When my kids were little, we would get in the car and immediately chaos would descend about who claimed the shot-gun seat, which radio channel we’d tune into, whether we would stop at 7-Eleven on our way to the beach every morning, why the Corgi can’t come, etc. And usually by about halftime I’d holler “Let’s have some Ps and Qs.”  Peace and Quiet.

I’m not sure how or why that worked, but they both knew that those little words meant Mom had had enough. Before there were smart phones and iPads and Apps, and Disney videos strapped into the back of every car seat or hanging projector-like from a Suburban,  we parents had to rule the roost…while driving. Bickering died down and actual conversations might just happen. In fact, parents everywhere should take note, some of the very best conversations ever with your kids may just take place in your car! There is nothing like a captured audience.

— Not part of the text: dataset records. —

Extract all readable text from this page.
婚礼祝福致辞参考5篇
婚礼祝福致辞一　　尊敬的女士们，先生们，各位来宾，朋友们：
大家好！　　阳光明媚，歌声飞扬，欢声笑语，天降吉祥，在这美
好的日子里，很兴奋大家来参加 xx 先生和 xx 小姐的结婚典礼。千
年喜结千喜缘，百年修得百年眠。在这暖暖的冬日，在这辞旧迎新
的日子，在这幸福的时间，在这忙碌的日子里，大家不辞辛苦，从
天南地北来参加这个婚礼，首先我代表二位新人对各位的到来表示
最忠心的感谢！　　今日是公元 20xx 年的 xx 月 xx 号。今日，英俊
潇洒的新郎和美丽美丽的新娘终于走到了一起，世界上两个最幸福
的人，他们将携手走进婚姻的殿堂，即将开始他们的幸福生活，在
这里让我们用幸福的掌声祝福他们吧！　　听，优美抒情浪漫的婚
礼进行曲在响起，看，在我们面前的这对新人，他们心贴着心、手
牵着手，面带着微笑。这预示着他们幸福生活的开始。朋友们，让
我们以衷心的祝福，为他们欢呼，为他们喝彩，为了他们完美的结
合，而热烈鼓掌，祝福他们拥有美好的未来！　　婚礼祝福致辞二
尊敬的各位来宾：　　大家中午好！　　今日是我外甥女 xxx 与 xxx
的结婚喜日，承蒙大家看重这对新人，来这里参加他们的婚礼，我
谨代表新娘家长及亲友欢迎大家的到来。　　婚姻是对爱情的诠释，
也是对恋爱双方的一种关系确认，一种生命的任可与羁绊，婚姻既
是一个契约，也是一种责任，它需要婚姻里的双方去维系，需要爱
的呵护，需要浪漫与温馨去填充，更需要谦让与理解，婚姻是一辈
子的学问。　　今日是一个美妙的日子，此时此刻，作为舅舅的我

But when all else fails, then and now, we sing! Our Love Bug is a Nashville baby.

Because the mere thought of strapping a one year old into a car seat that resembles a NASCAR engineering project for 9 hours of driving is my idea of family torture, so we sing. One year olds can’t tell you they have a dirty diaper, they can’t say “Id like to lay down for my nap now if you don’t mind,” they can’t point out the 7-Eleven and ask for a Slurpee. Babies lack the vocabulary to express their storm of emotions. But this baby loves to sing, yes she’s even starting to hum along with us!

So I’ve got to hand it to the Bride and Groom for their courage and creativity on this trip. For endless rounds of Old MacDonald and Baby Beluga. For not being too upset when they learned that I thought the Bug might like playing with her food. Which she did! For loaning me their precious little girl full of sunshine and light for a little while.

For helping me to realize that peace and quiet isn’t such a great idea after all.